Ik keek haar boos aan. Die vraag irriteerde me. “Een miljoen dollar verdienen, toevallig. Op een dag weet ik er zoveel van dat ik goud en diamanten kan gaan zoeken en dan ben ik een hoop waard, een hele hoop.” Daarop keek ik onderzoekend naar de lucht en deed of ik berekeningen maakte terwijl Monica mij stond op te nemen. Haar vingers plukten aan de gaten in haar maillot. Het was koud, aan het eind van de herfst. Alleen de zilverberk had nog blaadjes. Die zouden er de hele winter aan blijven zitten en geel worden, tot de lente, als de nieuwe blaadjes ze eraf zouden duwen. “Vorig jaar heeft pappa me helemaal mee naar Zuid-Afrika genomen om goud te zoeken. We zijn meer dan 2070 meter diep met een lift in de aarde afgedaald om een brokje te halen van de steen waar ze goud uit halen.” Dat was natuurlijk gelogen. Ik wou dat ik mijn goudklompje bij me had gehad, dat ik het haar had kunnen laten zien. Op dat moment besloot ik dat ik het voortaan altijd bij me zou hebben. “Al het goud dat we daar in de diepte zagen, dat was miljoenen dollars waard.”

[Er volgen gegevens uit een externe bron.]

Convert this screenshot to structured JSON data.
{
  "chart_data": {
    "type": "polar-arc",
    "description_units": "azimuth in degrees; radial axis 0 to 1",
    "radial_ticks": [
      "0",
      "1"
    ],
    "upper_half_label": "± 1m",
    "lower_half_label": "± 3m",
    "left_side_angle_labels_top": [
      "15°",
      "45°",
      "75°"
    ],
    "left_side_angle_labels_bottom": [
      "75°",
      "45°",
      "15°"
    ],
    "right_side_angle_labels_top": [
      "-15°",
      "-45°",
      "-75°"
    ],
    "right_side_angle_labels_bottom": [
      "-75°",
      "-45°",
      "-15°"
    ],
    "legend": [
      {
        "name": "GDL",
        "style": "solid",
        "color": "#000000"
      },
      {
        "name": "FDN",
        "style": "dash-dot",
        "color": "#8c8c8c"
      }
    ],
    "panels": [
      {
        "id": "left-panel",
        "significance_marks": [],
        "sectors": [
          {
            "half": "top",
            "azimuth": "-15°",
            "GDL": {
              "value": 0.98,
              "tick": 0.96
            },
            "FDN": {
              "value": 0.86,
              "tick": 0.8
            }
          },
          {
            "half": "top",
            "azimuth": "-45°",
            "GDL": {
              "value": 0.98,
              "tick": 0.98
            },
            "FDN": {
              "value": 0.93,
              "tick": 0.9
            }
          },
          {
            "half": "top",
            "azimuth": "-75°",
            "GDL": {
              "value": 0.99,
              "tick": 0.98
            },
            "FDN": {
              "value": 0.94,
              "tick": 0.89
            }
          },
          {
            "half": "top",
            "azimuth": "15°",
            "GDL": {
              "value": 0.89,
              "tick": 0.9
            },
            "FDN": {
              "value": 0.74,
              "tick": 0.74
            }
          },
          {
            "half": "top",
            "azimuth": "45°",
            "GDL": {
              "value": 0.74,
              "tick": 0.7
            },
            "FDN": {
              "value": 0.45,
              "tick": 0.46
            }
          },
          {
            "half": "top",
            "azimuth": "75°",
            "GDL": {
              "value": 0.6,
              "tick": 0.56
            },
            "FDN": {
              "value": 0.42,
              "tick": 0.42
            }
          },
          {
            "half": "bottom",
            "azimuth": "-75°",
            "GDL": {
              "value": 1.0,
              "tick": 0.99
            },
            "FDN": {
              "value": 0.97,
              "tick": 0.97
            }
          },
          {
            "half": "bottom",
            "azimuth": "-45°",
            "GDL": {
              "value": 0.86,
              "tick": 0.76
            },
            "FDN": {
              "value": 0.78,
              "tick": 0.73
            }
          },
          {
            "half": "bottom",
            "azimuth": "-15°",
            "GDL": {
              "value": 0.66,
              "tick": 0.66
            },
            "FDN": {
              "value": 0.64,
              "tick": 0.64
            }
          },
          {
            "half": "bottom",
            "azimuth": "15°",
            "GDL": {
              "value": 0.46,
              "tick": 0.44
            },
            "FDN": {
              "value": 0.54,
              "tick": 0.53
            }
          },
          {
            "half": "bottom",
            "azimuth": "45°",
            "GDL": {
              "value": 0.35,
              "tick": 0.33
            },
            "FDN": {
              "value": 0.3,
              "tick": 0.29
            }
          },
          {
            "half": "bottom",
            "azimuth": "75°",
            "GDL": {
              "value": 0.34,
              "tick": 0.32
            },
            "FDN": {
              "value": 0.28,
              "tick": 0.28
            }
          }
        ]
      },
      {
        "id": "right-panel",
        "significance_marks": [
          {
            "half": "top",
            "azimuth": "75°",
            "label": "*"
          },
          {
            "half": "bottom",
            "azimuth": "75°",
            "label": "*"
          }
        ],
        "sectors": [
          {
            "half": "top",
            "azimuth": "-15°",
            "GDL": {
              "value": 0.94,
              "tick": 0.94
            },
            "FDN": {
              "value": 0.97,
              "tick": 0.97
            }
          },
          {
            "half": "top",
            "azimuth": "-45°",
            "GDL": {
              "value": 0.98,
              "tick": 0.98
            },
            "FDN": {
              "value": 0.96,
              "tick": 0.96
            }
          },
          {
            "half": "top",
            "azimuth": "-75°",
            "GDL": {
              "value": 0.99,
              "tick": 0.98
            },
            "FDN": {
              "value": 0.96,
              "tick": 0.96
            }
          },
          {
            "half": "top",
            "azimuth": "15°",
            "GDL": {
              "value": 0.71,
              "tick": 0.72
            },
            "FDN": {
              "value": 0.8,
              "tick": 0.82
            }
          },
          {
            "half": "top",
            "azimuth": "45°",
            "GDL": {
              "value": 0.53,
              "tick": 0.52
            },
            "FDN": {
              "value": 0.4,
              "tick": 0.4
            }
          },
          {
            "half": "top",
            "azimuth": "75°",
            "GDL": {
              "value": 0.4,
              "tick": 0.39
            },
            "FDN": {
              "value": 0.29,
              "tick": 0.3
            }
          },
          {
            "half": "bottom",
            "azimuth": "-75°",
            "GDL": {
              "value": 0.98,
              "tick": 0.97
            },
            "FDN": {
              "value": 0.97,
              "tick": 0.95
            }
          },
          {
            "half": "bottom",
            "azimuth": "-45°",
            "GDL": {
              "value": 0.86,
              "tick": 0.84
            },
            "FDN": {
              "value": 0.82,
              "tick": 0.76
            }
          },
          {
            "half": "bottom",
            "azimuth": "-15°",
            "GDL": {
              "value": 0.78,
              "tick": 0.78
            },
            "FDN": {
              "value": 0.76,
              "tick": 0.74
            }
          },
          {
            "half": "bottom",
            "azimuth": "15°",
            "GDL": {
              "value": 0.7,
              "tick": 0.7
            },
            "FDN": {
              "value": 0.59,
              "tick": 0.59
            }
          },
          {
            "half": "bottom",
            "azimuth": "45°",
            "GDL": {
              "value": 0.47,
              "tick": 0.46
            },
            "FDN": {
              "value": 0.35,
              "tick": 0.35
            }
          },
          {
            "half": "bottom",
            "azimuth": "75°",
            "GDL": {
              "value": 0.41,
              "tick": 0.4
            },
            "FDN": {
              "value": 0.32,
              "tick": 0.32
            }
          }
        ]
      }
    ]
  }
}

“Een honderd-dollardag,” zei ze, met haar blik ver weg in de bomen.
“Je moet je moeder zover krijgen dat ze jou er ook een geeft,” zei ik, terwijl ik mijn tenen samentrok in mijn schoenen.
∗
Een van de moeilijkste dingen van het wonen in de camper was verkleden. Ik verkleedde me vaak. Ik verkleedde me minstens driemaal per dag. Voor een deel omdat de temperatuur aldoor veranderde. Voor een deel omdat ik het gewoon leuk vond. Maar ik kreeg de kunst onder de knie om een andere jurk aan te trekken zonder ook maar iets van mijn lichaam te laten zien, door de ene arm eruit en de andere erin te laten glijden. Me uit de ene jurk en in de andere te hijsen.
“Ik ga je spiernaakt uitkleden,” zei Nicholas, die me betrapte bij het oefenen. Hij stond in de deuropening van de camper, achter hem stroomde zonlicht binnen. Hij had een blikje bier in zijn hand. Zijn ogen waren rode kringen, bloeddoorlopen, verscholen achter dunne blonde haarpieken. Hij was de hele tijd bier aan het drinken. “Midden in de nacht, als je slaapt.” Van de grote kinderen was hij de grootste, en voor hem was ik het bangst. Hij had gezegd dat we met zoveel waren dat je grote kans had dat er een van ons gauw dood zou gaan.